Lee Be Fish has just that: fish. There’s a small fresh fish counter for the retail trade, and grilled or blackened fish served to eat there — or take away. They have a cooler for soft drinks, water, and beer, and you can bring your own bottle of wine if you like. And they have a choice of cole slaw or black beans and rice as a side. The beans and rice come with a little salsa. Lee Be has plastic utensils and those red plastic baskets for the food. There’s nothing fancy about Lee Be. They just have fish, caught that day and cooked on the flat top. And that’s enough.
And oh, is the fish ever good. Here’s my blackened mahi mahi basket, in progress —
The fish is fresh — whatever someone caught that morning — and it is cooked pretty close to perfection. The small container of lumpy yellow stuff is Lee Be’s tartar sauce, which has some curry. It’s quite good, but the fish really doesn’t need it.
What’s really remarkable is that they never seem to have more than one person working there at a time. The first time we went it was laconic middle aged guy.
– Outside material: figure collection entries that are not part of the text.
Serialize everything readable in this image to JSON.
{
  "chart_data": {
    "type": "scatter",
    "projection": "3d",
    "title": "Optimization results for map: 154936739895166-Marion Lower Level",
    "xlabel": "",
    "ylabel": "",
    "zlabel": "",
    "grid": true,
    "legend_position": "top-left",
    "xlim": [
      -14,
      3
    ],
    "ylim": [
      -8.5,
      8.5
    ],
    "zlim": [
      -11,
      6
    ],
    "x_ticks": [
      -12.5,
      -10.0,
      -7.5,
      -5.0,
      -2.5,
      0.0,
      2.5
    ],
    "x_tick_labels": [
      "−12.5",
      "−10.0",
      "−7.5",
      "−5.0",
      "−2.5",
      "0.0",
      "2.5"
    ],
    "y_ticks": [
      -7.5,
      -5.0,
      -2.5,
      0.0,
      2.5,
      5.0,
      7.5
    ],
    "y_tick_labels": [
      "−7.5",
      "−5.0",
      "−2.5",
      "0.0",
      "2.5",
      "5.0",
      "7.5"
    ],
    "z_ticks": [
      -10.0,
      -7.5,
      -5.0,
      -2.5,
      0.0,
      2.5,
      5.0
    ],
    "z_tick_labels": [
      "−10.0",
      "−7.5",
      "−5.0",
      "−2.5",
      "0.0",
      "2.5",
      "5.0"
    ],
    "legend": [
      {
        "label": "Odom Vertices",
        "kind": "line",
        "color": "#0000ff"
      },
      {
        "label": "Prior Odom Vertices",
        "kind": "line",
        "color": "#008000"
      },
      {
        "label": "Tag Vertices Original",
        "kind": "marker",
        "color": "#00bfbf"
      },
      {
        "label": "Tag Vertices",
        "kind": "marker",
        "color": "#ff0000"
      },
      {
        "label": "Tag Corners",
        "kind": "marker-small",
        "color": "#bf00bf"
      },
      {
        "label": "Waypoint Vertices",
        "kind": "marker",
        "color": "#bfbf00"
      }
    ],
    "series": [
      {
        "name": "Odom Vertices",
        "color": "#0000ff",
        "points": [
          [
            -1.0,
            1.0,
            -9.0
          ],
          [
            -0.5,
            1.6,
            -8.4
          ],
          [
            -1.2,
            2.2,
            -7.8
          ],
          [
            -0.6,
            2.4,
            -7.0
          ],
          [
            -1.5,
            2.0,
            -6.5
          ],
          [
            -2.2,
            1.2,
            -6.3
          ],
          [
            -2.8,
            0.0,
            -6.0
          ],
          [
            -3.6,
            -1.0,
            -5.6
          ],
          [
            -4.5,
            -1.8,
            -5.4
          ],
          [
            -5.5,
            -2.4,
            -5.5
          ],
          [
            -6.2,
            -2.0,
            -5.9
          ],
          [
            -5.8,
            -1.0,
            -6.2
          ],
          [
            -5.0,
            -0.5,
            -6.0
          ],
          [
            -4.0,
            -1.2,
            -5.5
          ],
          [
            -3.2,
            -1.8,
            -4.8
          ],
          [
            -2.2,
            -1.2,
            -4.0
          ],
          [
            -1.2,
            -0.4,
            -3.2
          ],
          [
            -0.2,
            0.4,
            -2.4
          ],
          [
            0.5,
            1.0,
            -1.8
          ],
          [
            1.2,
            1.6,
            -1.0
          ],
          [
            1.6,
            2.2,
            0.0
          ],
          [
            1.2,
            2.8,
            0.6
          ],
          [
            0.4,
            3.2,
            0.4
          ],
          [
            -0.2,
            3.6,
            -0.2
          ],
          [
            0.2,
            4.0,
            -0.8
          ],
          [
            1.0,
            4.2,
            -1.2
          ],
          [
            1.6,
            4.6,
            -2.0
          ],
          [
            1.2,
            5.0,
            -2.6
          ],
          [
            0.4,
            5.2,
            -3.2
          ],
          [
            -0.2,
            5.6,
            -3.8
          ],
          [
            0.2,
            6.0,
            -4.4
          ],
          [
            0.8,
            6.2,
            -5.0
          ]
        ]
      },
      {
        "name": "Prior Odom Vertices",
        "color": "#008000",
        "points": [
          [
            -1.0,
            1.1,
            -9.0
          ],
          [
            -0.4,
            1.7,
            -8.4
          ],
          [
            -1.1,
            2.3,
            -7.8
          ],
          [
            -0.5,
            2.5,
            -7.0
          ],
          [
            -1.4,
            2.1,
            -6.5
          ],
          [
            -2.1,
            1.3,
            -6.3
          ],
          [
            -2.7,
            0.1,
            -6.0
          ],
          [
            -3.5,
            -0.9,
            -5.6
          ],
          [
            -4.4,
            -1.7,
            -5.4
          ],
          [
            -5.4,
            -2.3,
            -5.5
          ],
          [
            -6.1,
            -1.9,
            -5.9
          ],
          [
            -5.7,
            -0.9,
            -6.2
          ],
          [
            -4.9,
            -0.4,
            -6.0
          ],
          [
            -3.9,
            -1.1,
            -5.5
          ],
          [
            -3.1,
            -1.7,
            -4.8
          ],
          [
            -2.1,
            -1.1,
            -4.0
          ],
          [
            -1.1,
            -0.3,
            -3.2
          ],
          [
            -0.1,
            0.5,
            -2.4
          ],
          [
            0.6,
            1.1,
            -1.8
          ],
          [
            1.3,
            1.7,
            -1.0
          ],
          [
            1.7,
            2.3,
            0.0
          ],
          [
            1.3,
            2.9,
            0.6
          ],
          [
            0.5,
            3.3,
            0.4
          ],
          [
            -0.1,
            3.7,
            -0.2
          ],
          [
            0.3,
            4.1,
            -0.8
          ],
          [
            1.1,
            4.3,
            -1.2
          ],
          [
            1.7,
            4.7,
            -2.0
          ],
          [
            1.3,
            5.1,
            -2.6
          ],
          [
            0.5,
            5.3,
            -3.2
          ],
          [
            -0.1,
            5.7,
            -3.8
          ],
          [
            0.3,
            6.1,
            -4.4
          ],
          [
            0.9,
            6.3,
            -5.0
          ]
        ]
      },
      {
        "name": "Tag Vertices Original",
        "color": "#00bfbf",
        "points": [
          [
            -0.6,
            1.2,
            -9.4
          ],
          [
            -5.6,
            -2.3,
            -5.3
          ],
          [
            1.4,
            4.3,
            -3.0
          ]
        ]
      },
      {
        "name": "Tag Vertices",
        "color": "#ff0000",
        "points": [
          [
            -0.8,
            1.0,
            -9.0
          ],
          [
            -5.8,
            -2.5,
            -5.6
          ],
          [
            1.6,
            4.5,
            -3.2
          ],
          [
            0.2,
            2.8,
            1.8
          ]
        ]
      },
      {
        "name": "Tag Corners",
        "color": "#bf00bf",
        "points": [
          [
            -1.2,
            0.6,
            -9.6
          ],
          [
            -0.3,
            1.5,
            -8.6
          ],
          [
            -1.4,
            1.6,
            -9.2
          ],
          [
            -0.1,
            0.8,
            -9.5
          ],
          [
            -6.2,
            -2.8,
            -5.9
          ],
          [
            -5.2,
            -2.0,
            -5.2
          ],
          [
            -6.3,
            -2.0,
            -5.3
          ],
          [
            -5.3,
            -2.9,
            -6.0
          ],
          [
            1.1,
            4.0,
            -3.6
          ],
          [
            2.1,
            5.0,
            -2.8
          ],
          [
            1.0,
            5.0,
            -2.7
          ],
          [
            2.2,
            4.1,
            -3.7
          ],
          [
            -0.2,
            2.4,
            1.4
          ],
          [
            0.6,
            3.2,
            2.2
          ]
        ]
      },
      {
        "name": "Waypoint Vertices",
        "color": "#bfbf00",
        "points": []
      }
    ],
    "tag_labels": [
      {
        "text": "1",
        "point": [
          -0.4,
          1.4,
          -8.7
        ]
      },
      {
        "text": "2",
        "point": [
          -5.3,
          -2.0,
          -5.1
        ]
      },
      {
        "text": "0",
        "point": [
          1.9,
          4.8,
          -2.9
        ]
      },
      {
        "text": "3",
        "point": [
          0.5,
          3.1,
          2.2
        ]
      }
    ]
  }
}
He would look at customers expectantly, saying nothing at all unless compelled to ask “grilled or blackened?” or “cole slaw or beans?” On our next visit there was a young guy who looked just like Matt Damon. He had a strong blue collar Boston accent and a St. Louis t-shirt, and endless patience. Whoever is on duty, that person takes orders and, one the order is completed, the guy grills the fish, prepares the baskets, hollers when the food is ready, and does anything else that needs doing. Having ordered, you do your part and wait until your name is called, and then sit down at an inside tables or one of the outside tables Lee Be shares with a nice French breakfast-only place next door.
I mention endless patience because Nancy and I were behind a customer who, after standing in line for at least 10 minutes perusing the single-page menu, asked more questions than there were mathematically possible orders given that the only choices were (1) mahi mahi or grouper, (2) grilled or blackened, and (3) cole slaw or beans and rice. He took so much time that after listening to this with no end in sight, I helped myself to a beer from the cooler and, drinking at a leisurely pace, had almost finished it by the time he completed his order. Our order took long enough to say two mahi blackened (they were out of grouper), with beans and rice, a water, and another beer. Make that two more.” We sat outside and had a great meal.
A second person would help move things along more quickly, and you want to avoid peak hours, but Lee Be is a gem. Uncut, maybe, but a gem. Give it a try.